If you are, can you try swapping that connection to the same type as your IN-DB connection?
Yes, both connections are similar and both uses ODBC driver 13 for MS SQL
A very minor tweak would be to explicitly limit the query to your 10 columns - I don't know if there are any more columns in the table that you don't need, but you could be pulling in excess data with the Input Data tool that is being better handled via IN-DB.
Are you using any other IN-DB tools to limit your dataset, like an IN-DB Filter? That could also improve performance in the IN-Database space, but the same functionality in regular Alteryx tools can take more time.
Unfortunately, SQL performance is tricky to debug remotely. The other thing I would recommend trying if you can is changing the driver just to see if you observe any performance change on the Input Data tool.
Victor it is important to understand the key difference of how both options process.
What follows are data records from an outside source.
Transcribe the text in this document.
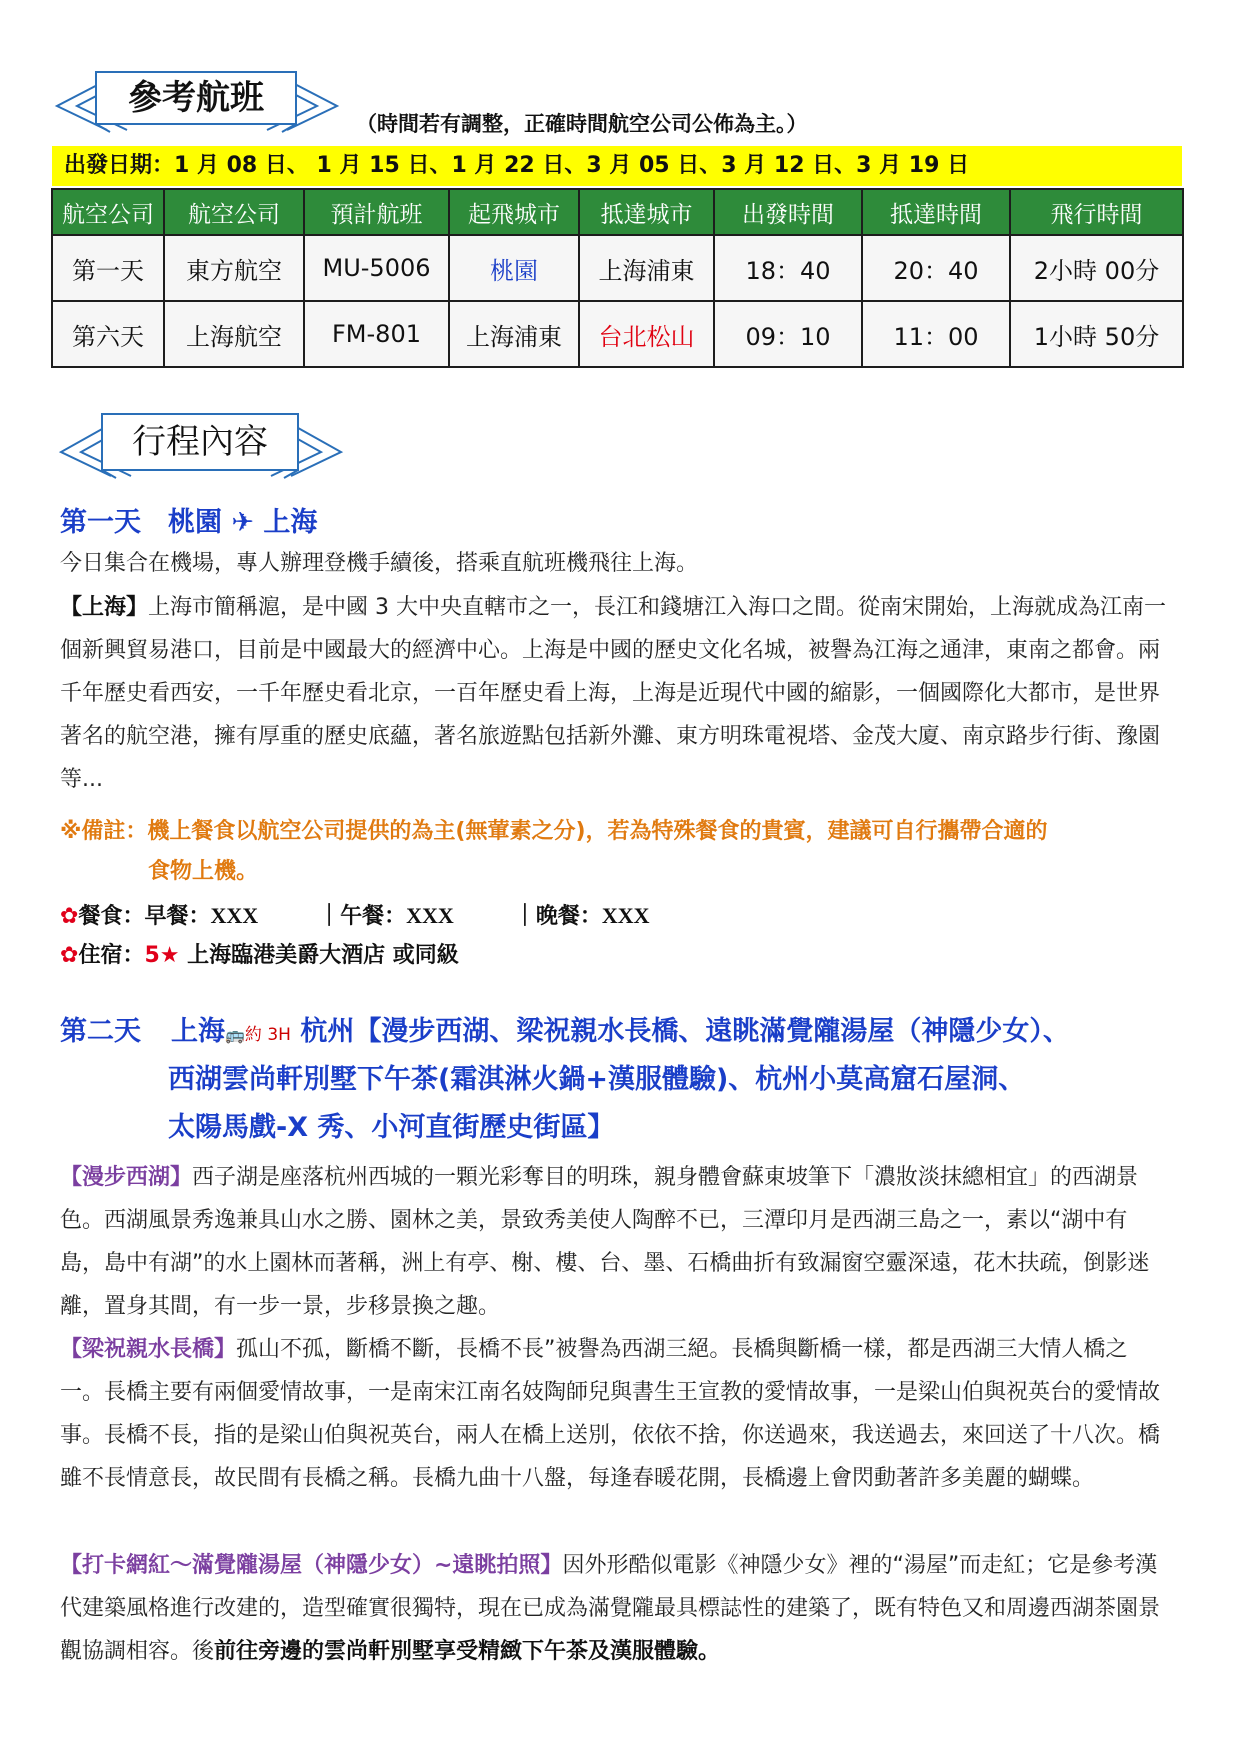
參考航班
（時間若有調整，正確時間航空公司公佈為主。）
出發日期：1 月 08 日、 1 月 15 日、1 月 22 日、3 月 05 日、3 月 12 日、3 月 19 日
航空公司	航空公司	預計航班	起飛城市	抵達城市	出發時間	抵達時間	飛行時間
第一天	東方航空	MU-5006	桃園	上海浦東	18：40	20：40	2小時 00分
第六天	上海航空	FM-801	上海浦東	台北松山	09：10	11：00	1小時 50分
行程內容
第一天　桃園 ✈ 上海
今日集合在機場，專人辦理登機手續後，搭乘直航班機飛往上海。
【上海】上海市簡稱滬，是中國 3 大中央直轄市之一，長江和錢塘江入海口之間。從南宋開始，上海就成為江南一個新興貿易港口，目前是中國最大的經濟中心。上海是中國的歷史文化名城，被譽為江海之通津，東南之都會。兩千年歷史看西安，一千年歷史看北京，一百年歷史看上海，上海是近現代中國的縮影，一個國際化大都市，是世界著名的航空港，擁有厚重的歷史底蘊，著名旅遊點包括新外灘、東方明珠電視塔、金茂大廈、南京路步行街、豫園等...
※備註：機上餐食以航空公司提供的為主(無葷素之分)，若為特殊餐食的貴賓，建議可自行攜帶合適的
食物上機。
✿餐食：早餐：XXX	｜午餐：XXX	｜晚餐：XXX
✿住宿：5★ 上海臨港美爵大酒店 或同級
第二天 上海🚌約 3H 杭州【漫步西湖、梁祝親水長橋、遠眺滿覺隴湯屋（神隱少女）、
西湖雲尚軒別墅下午茶(霜淇淋火鍋+漢服體驗)、杭州小莫高窟石屋洞、
太陽馬戲-X 秀、小河直街歷史街區】
【漫步西湖】西子湖是座落杭州西城的一顆光彩奪目的明珠，親身體會蘇東坡筆下「濃妝淡抹總相宜」的西湖景色。西湖風景秀逸兼具山水之勝、園林之美，景致秀美使人陶醉不已，三潭印月是西湖三島之一，素以“湖中有島，島中有湖”的水上園林而著稱，洲上有亭、榭、樓、台、墨、石橋曲折有致漏窗空靈深遠，花木扶疏，倒影迷離，置身其間，有一步一景，步移景換之趣。
【梁祝親水長橋】孤山不孤，斷橋不斷，長橋不長”被譽為西湖三絕。長橋與斷橋一樣，都是西湖三大情人橋之一。長橋主要有兩個愛情故事，一是南宋江南名妓陶師兒與書生王宣教的愛情故事，一是梁山伯與祝英台的愛情故事。長橋不長，指的是梁山伯與祝英台，兩人在橋上送別，依依不捨，你送過來，我送過去，來回送了十八次。橋雖不長情意長，故民間有長橋之稱。長橋九曲十八盤，每逢春暖花開，長橋邊上會閃動著許多美麗的蝴蝶。
【打卡網紅～滿覺隴湯屋（神隱少女）~遠眺拍照】因外形酷似電影《神隱少女》裡的“湯屋”而走紅；它是參考漢代建築風格進行改建的，造型確實很獨特，現在已成為滿覺隴最具標誌性的建築了，既有特色又和周邊西湖茶園景觀協調相容。後前往旁邊的雲尚軒別墅享受精緻下午茶及漢服體驗。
Using the data In-out open will run on your machine's RAM. Note: Your performance may dramatically improve once your job has been published to Alteryx Server, if your server has much greater processing power than your desktop machine.
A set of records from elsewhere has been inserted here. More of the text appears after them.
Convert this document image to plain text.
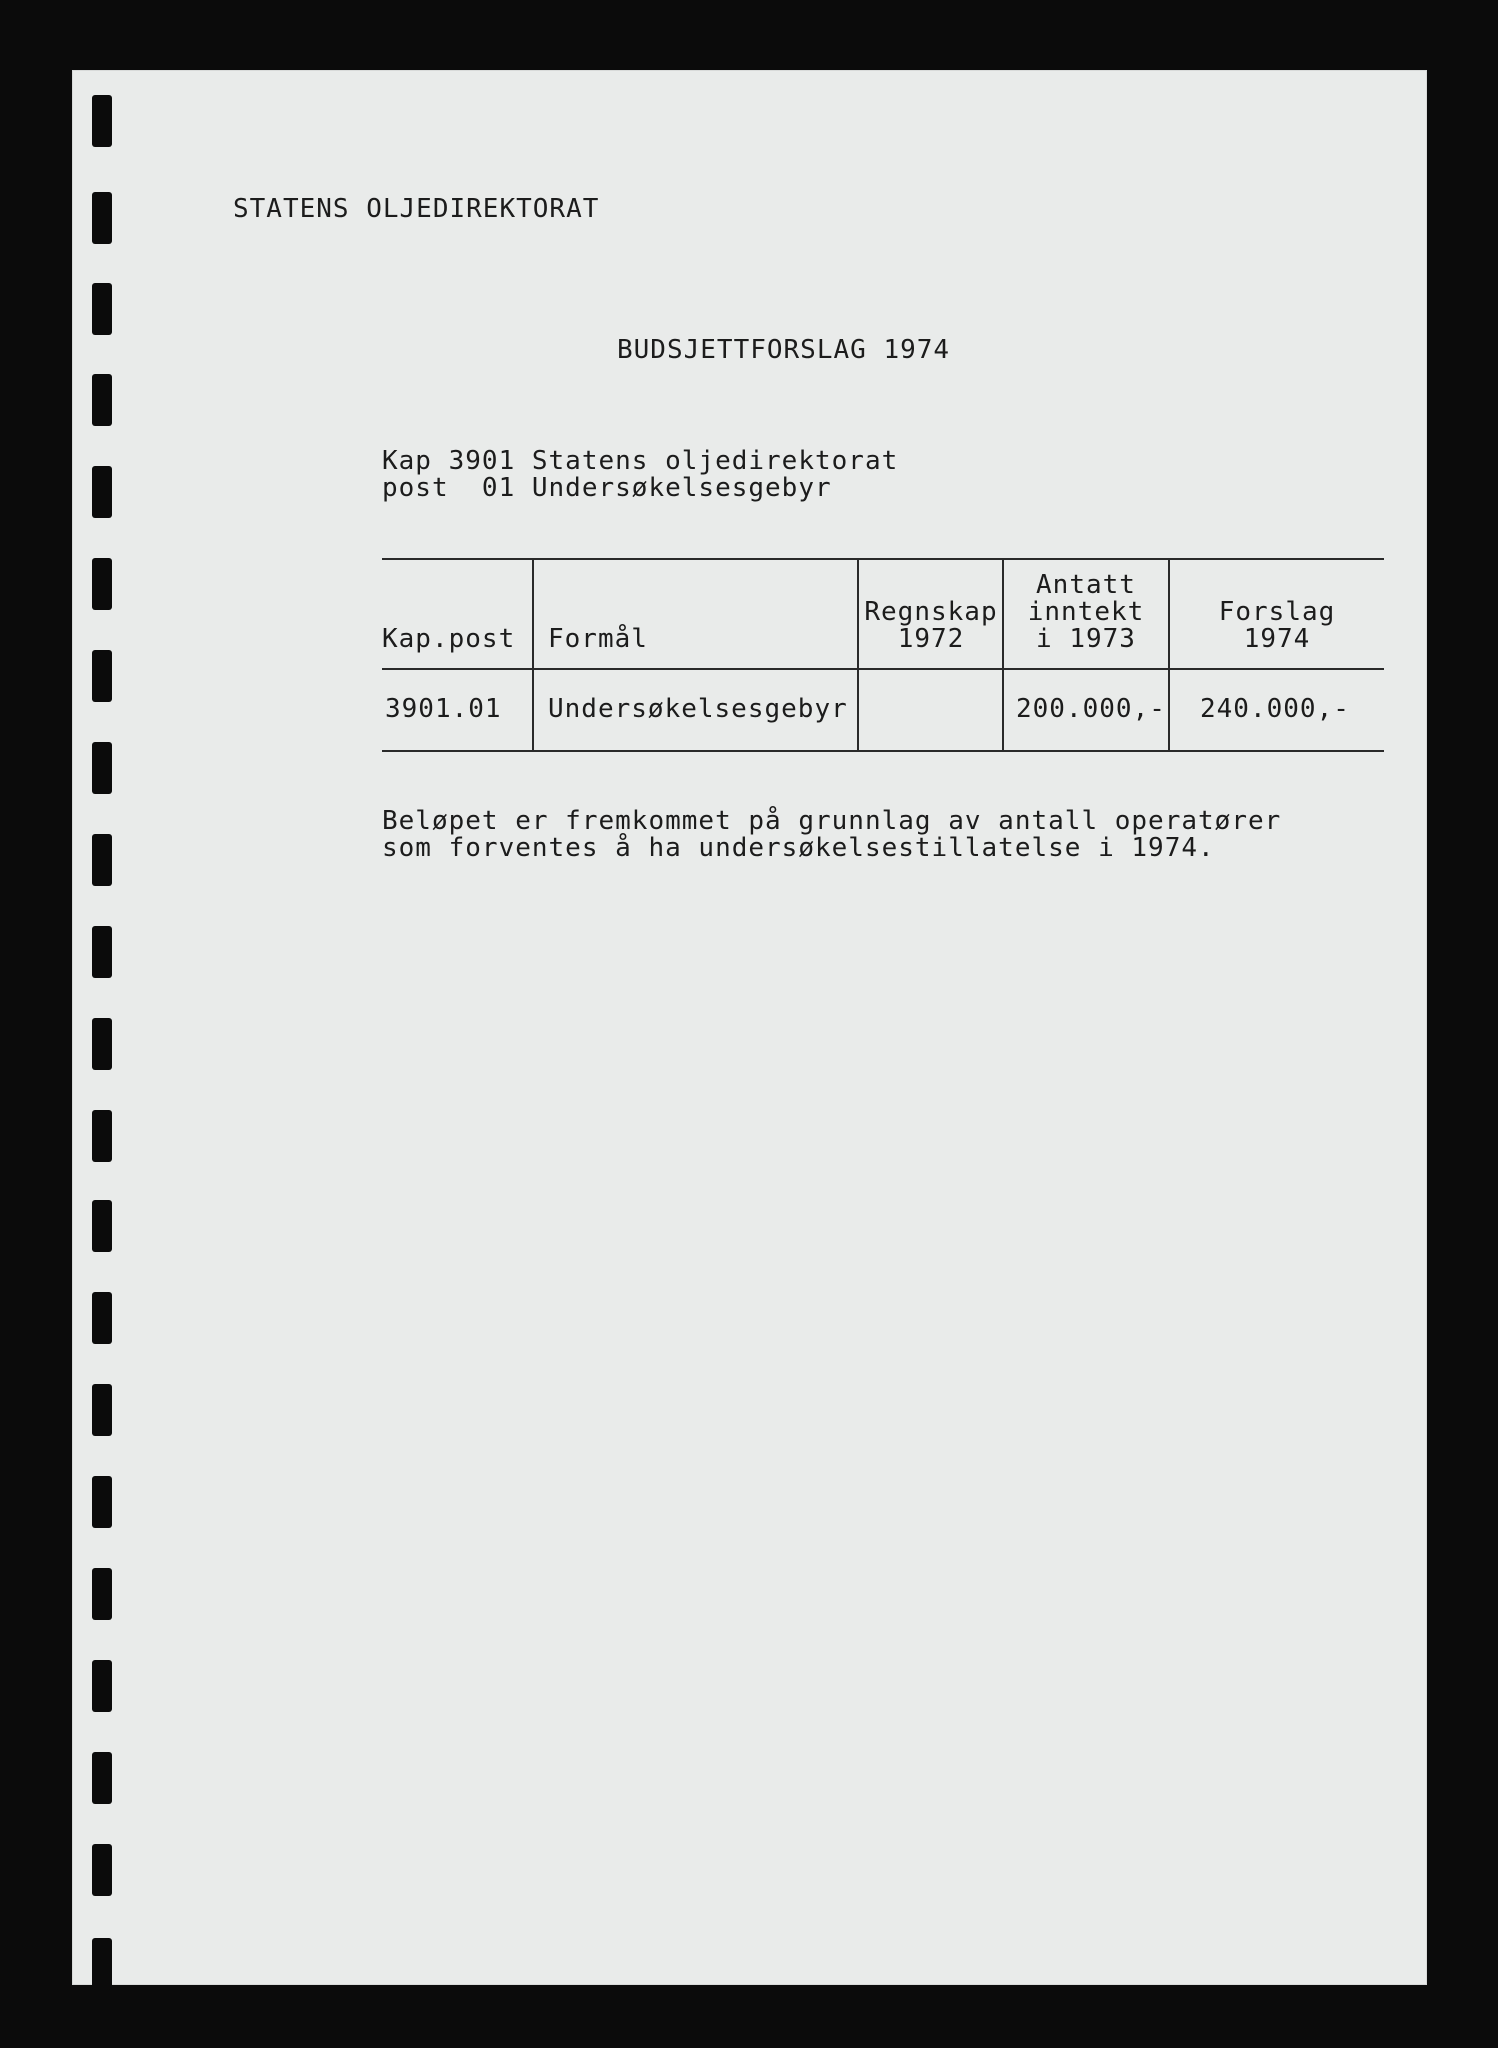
STATENS OLJEDIREKTORAT
BUDSJETTFORSLAG 1974
Kap 3901 Statens oljedirektorat
post  01 Undersøkelsesgebyr
Kap.post Formål
Regnskap
1972
Antatt
inntekt
i 1973
Forslag
1974
3901.01 Undersøkelsesgebyr	200.000,- 240.000,-
Beløpet er fremkommet på grunnlag av antall operatører
som forventes å ha undersøkelsestillatelse i 1974.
When you utilize In-Database connections, the reason you are seeing tremendous performance gains is because Alteryx is converting the objects to SQL and processing directly through the SQL Server database engine itself. That is why there is a limitation on the amount of transformation objects available for In-Database.
***An important note I have discovered in testing Server publishing***
Local database connections will throw alias errors for In-out connections and In-Database connections. In order to avoid this issue it is recommended to create the SQL Server connections on the Gallery Admin, then build your flow using that shared connection. This will allow for connection sharing and proper publishing.
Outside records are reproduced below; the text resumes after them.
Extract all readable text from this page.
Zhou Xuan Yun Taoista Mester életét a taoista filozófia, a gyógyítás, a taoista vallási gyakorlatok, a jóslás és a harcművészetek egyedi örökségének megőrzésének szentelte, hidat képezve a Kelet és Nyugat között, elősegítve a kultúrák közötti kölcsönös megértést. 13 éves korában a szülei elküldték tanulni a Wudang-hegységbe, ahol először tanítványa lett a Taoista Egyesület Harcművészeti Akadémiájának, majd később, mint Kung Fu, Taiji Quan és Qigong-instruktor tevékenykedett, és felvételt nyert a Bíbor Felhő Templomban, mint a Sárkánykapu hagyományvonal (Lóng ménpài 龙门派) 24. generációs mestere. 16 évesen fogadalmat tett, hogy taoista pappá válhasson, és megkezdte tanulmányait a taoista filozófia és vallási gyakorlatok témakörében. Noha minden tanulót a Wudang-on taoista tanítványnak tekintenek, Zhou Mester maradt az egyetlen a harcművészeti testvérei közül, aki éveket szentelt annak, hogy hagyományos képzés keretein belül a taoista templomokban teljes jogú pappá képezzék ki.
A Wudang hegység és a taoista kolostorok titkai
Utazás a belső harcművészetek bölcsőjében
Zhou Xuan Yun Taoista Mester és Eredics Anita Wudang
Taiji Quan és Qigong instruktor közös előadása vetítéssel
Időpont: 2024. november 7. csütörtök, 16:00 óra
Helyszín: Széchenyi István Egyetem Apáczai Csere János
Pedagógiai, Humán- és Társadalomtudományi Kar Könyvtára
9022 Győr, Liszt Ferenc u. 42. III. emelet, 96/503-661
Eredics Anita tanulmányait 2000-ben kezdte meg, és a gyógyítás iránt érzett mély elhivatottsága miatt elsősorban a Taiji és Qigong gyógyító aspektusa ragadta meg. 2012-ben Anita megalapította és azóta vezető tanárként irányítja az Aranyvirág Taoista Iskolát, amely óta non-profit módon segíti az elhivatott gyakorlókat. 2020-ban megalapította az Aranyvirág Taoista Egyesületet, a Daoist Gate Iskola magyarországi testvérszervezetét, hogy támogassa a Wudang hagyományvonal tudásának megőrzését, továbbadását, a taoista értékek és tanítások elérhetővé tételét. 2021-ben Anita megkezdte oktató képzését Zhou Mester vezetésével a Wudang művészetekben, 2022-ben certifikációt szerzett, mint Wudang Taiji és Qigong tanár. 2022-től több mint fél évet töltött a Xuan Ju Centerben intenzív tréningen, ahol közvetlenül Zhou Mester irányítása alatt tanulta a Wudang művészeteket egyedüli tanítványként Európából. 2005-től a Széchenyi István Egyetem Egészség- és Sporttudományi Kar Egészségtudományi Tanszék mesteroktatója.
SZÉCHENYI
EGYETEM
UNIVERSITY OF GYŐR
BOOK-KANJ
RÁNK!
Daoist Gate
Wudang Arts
The exception to this approach is in In-Database connections. In order to bypass the alias issue we needed to create file connections and store those connection files locally until we were ready to publish. In both connection cases once the app has been published, anyone with access to the workflow can download and update the flow running the job through those published credentials. If you try to save the In-Database workflow locally, the gallery connection will be severed and a new file connection will need to be created in order to publish.
Hopefully this detail helps answer your question and saves a bunch of time troubleshooting. In addition, I am hopeful that an Admin UI update will be coming soon to streamline this process.
Thanks,
I was curious if anyone has experienced this still to date. I setup in-db connections and they worked fantastically at first but then out of nowhere, the process time went from 20 seconds to 20 minutes. I changed nothing in the environment but now all my database queries are near unusable but are fine in SSMS. Thoughts?